The Los Angeles Department of Water and Power’s (LADWP) board of commissioners has voted to approve power purchase agreements (PPAs) for the Eland Solar and Storage Center, which is poised to be the U.S.’ largest solar and battery energy storage system, says the LADWP.
The development of the Eland Solar and Storage Center follows a zero-carbon vision laid out in Los Angeles Mayor Eric Garcetti’s Green New Deal.
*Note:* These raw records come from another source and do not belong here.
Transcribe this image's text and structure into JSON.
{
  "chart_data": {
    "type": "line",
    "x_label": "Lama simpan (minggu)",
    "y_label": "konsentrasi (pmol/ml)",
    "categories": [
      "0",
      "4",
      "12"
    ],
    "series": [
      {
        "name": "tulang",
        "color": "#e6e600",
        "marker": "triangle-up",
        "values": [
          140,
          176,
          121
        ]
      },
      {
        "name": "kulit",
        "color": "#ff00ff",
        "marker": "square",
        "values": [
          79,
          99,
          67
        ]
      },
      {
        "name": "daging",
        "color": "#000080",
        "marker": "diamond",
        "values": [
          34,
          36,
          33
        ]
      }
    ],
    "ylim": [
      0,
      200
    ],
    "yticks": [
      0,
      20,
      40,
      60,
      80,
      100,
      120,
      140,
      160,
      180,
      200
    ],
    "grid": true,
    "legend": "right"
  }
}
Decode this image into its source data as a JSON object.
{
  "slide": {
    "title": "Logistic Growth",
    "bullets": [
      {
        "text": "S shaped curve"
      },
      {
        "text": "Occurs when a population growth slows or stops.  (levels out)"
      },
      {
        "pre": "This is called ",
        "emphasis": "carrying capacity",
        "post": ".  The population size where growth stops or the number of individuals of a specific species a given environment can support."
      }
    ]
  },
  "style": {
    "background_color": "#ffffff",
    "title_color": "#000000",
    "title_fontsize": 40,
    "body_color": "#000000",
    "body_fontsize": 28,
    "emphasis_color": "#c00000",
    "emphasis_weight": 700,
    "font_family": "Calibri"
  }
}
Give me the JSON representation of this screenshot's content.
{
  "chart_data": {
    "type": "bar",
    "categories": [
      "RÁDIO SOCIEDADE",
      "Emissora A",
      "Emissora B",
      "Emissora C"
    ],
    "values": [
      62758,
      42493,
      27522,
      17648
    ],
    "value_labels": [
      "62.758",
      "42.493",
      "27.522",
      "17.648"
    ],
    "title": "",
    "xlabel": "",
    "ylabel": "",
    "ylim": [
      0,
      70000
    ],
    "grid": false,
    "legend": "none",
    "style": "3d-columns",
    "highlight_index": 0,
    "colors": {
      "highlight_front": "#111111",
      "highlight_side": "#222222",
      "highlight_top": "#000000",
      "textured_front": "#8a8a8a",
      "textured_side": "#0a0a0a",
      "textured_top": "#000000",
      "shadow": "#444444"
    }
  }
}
The project is expected to play a key role in helping Los Angeles reach 55% renewable energy by 2025, 80% renewable energy by 2036 and 100% renewable energy by 2045, says Garcetti.
The agreements are still subject to city council approval, however.
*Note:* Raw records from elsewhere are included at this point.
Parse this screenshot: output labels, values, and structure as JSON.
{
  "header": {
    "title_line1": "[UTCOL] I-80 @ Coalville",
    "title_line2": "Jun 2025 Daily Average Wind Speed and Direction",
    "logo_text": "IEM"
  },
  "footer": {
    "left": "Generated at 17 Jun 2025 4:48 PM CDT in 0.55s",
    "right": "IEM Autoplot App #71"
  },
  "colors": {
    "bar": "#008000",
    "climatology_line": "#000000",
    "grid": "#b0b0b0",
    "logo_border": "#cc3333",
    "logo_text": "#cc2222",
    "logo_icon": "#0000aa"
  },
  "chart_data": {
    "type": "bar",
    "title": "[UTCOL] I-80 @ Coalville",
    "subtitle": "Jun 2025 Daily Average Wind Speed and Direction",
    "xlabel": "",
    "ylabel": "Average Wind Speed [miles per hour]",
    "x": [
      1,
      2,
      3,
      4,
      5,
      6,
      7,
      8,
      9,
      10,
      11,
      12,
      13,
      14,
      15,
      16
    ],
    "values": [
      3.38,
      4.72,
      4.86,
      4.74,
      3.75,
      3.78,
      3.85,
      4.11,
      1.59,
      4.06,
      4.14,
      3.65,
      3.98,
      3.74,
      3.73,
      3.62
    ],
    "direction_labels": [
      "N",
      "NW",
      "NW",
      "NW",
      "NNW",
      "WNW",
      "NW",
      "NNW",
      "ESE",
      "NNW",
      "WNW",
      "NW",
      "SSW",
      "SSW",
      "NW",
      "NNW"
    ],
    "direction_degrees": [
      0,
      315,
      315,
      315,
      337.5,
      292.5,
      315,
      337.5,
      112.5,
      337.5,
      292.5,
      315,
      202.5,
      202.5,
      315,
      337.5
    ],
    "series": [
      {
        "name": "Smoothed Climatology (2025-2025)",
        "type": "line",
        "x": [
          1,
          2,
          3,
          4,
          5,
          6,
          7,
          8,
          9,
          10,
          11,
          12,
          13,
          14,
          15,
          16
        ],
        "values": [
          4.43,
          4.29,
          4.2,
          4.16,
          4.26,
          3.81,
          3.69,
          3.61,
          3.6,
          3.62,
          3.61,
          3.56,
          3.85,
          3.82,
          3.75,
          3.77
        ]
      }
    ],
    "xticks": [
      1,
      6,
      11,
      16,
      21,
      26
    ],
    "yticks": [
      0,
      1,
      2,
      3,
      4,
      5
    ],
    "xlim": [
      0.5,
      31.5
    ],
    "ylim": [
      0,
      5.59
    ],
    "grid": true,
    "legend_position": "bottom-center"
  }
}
“The climate crisis has never been more dire, but the solutions have never been clearer or cheaper — and Los Angeles is investing in renewable energy and cleaning our air as part of my DWP reform agenda,” says Garcetti. “The Eland Solar and Storage Center will help us keep the lights on without the help of dirty fossil fuels – even when the sun isn’t shining – and power our progress toward a low-carbon, green energy future.”
Earlier this year, Garcetti also announced that the LADWP would phase out natural gas operations at three coastal power plants in California.
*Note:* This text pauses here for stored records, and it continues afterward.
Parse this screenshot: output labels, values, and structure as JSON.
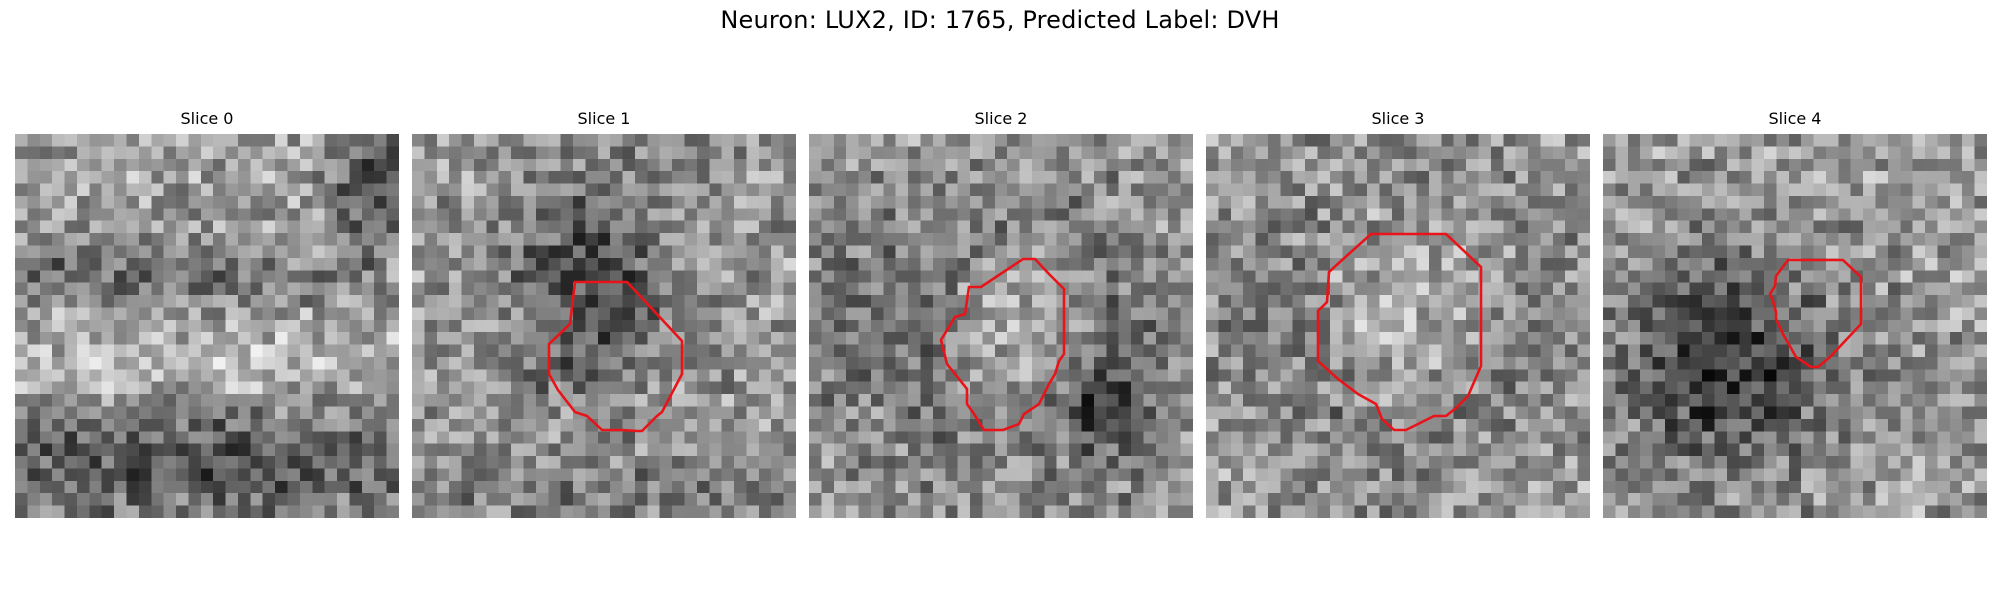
{
  "title": "Neuron: LUX2, ID: 1765, Predicted Label: DVH",
  "contour_color": "#e8141a",
  "slices": [
    {
      "title": "Slice 0",
      "has_contour": false
    },
    {
      "title": "Slice 1",
      "has_contour": true
    },
    {
      "title": "Slice 2",
      "has_contour": true
    },
    {
      "title": "Slice 3",
      "has_contour": true
    },
    {
      "title": "Slice 4",
      "has_contour": true
    }
  ],
  "colormap": "gray",
  "grid_size": 31
}
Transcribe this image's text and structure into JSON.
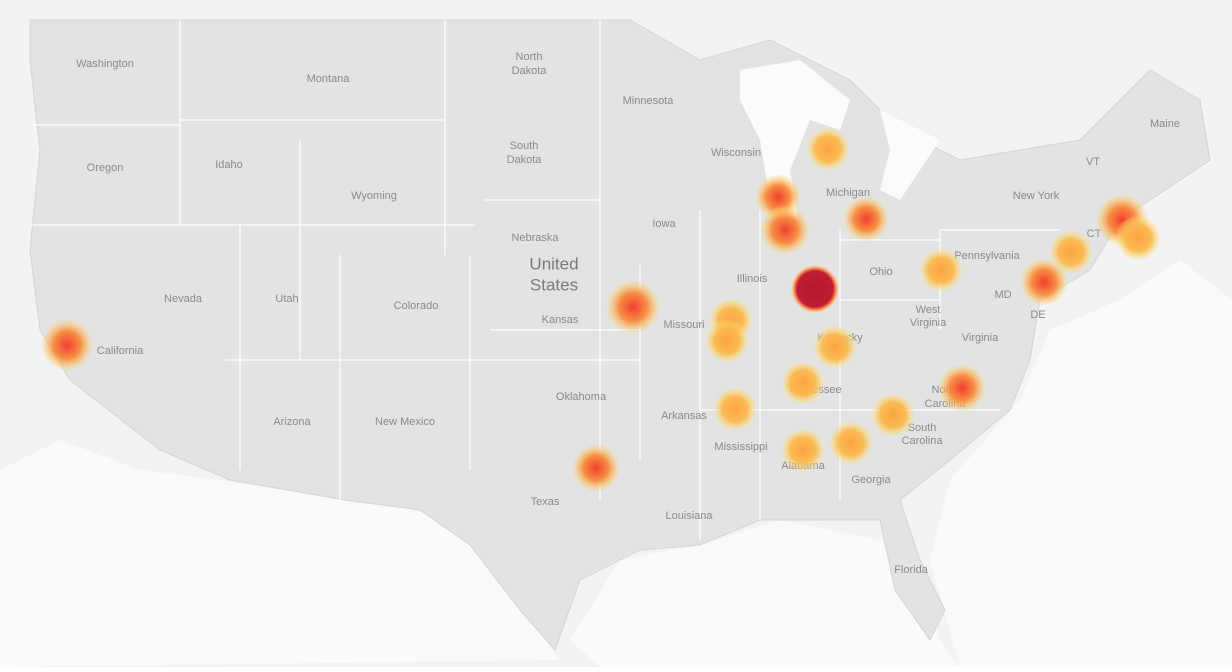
{
  "map": {
    "country_label": [
      "United",
      "States"
    ],
    "state_labels": [
      "Washington",
      "Montana",
      [
        "North",
        "Dakota"
      ],
      "Minnesota",
      "Oregon",
      "Idaho",
      [
        "South",
        "Dakota"
      ],
      "Wisconsin",
      "Michigan",
      "Wyoming",
      "New York",
      "Maine",
      "VT",
      "Nebraska",
      "Iowa",
      "CT",
      "Pennsylvania",
      "Illinois",
      "Ohio",
      "Nevada",
      "Utah",
      "Colorado",
      "Kansas",
      "Missouri",
      "California",
      "MD",
      [
        "West",
        "Virginia"
      ],
      "DE",
      "Virginia",
      "Kentucky",
      "Tennessee",
      "Oklahoma",
      "Arkansas",
      [
        "North",
        "Carolina"
      ],
      "Arizona",
      "New Mexico",
      "Mississippi",
      [
        "South",
        "Carolina"
      ],
      "Alabama",
      "Georgia",
      "Texas",
      "Louisiana",
      "Florida"
    ]
  }
}
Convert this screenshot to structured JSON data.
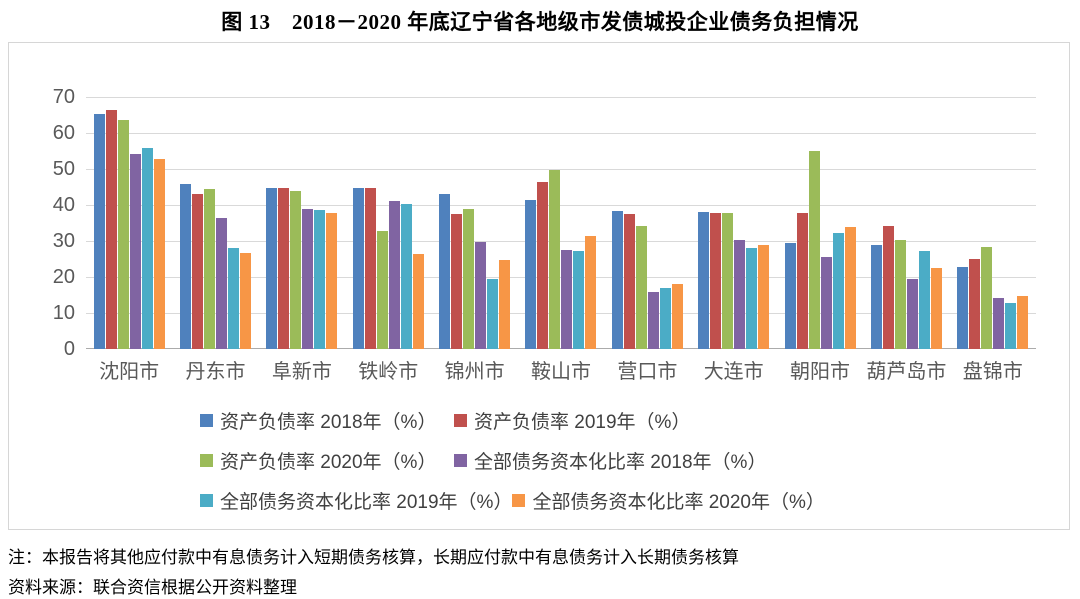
{
  "title": "图 13　2018－2020 年底辽宁省各地级市发债城投企业债务负担情况",
  "notes": {
    "line1": "注：本报告将其他应付款中有息债务计入短期债务核算，长期应付款中有息债务计入长期债务核算",
    "line2": "资料来源：联合资信根据公开资料整理"
  },
  "colors": {
    "gridline": "#d9d9d9",
    "axis_line": "#ababab",
    "axis_label": "#595959",
    "legend_text": "#404040"
  },
  "chart_data": {
    "type": "bar",
    "title": "图 13　2018－2020 年底辽宁省各地级市发债城投企业债务负担情况",
    "categories": [
      "沈阳市",
      "丹东市",
      "阜新市",
      "铁岭市",
      "锦州市",
      "鞍山市",
      "营口市",
      "大连市",
      "朝阳市",
      "葫芦岛市",
      "盘锦市"
    ],
    "series": [
      {
        "name": "资产负债率 2018年（%）",
        "color": "#4F81BD",
        "values": [
          65.2,
          45.9,
          44.8,
          44.6,
          43.0,
          41.4,
          38.4,
          38.0,
          29.4,
          28.9,
          22.7
        ]
      },
      {
        "name": "资产负债率 2019年（%）",
        "color": "#C0504D",
        "values": [
          66.3,
          43.0,
          44.6,
          44.7,
          37.4,
          46.3,
          37.4,
          37.7,
          37.9,
          34.1,
          25.1
        ]
      },
      {
        "name": "资产负债率 2020年（%）",
        "color": "#9BBB59",
        "values": [
          63.6,
          44.4,
          43.9,
          32.9,
          38.8,
          49.7,
          34.1,
          37.7,
          55.1,
          30.4,
          28.2
        ]
      },
      {
        "name": "全部债务资本化比率 2018年（%）",
        "color": "#8064A2",
        "values": [
          54.3,
          36.3,
          38.8,
          41.0,
          29.8,
          27.4,
          15.9,
          30.2,
          25.5,
          19.4,
          14.3
        ]
      },
      {
        "name": "全部债务资本化比率 2019年（%）",
        "color": "#4BACC6",
        "values": [
          55.9,
          28.0,
          38.5,
          40.3,
          19.5,
          27.1,
          16.9,
          28.1,
          32.3,
          27.2,
          12.8
        ]
      },
      {
        "name": "全部债务资本化比率 2020年（%）",
        "color": "#F79646",
        "values": [
          52.7,
          26.6,
          37.7,
          26.3,
          24.8,
          31.3,
          18.0,
          29.0,
          33.9,
          22.5,
          14.8
        ]
      }
    ],
    "ylim": [
      0,
      70
    ],
    "yticks": [
      0,
      10,
      20,
      30,
      40,
      50,
      60,
      70
    ],
    "xlabel": "",
    "ylabel": "",
    "grid": true,
    "legend_position": "bottom",
    "legend_rows": [
      [
        0,
        1
      ],
      [
        2,
        3
      ],
      [
        4,
        5
      ]
    ]
  }
}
“Eland Solar and Storage Center will offer reliable, cost-competitive energy as we expand solar and other renewable resources to meet our aggressive climate change goals,” says the LADWP’s interim general manager, Martin L. Adams. “Among other benefits, the project will bridge the gap between day and night, dramatically increasing the operational value of the project.”
Located on 2,650 acres in Kern County, Calif., the project will include two large-scale solar facilities that will capture 400 MW of solar and store up to 1,200 MWh of energy — all of which can be distributed to meet peak demand, reducing the need for natural gas at night or on cloudy days. The site will hold enough energy to power 283,330 homes across Los Angeles.
The proposal, which will be built in two phases, was selected out of a pool of 130 proposals because of the project’s scope and competitive price, which includes a fixed cost of less than 2 cents per kWh for solar power, the lowest price offered in U.S. history, the city claims. 8Minutenergy will cover all costs associated with the development, maintenance and operation of the facility.
The unanimous vote from the board of commissioners approves two PPAs with 8Minutenergy to develop the project and begin commercial operation no later than Dec. 31, 2023. The contract will cost less than $5 per year for each LADWP customer.
8Minutenergy has also finalized and signed a project labor agreement with the local labor unions of Kern County. The project is expected to create 700 jobs over the 14-month construction period and employ 40 long-term operations and maintenance staff when in service.
Currently, LADWP receives 31% of its energy from renewable sources, and the Eland Solar and Storage Center will increase that number by up to 7.1%. That would enable the city to prevent up to 727,360 metric tons of greenhouse-gas emissions from a conventional fossil fuel power plant — the equivalent of taking 148,700 cars off the road for a year.
“Southern California gets a lot of sunshine, and now that sunshine is going to power our lives rain or shine, night or day,” says Evan Gillespie, Western director for Sierra Club’s Beyond Coal Campaign. “The Eland project is historically low-cost. Its scale and innovative design will deliver clean power whenever the city needs it. This is what a Green New Deal looks like in practice: creating good union jobs, replacing fossil fuels with clean energy and providing Angelenos with power cheaper than coal or gas.”
The joint clean energy investment with Glendale Water and Power, which will receive 12.5% of the total solar and battery storage, will be administered through the Southern California Public Power Authority.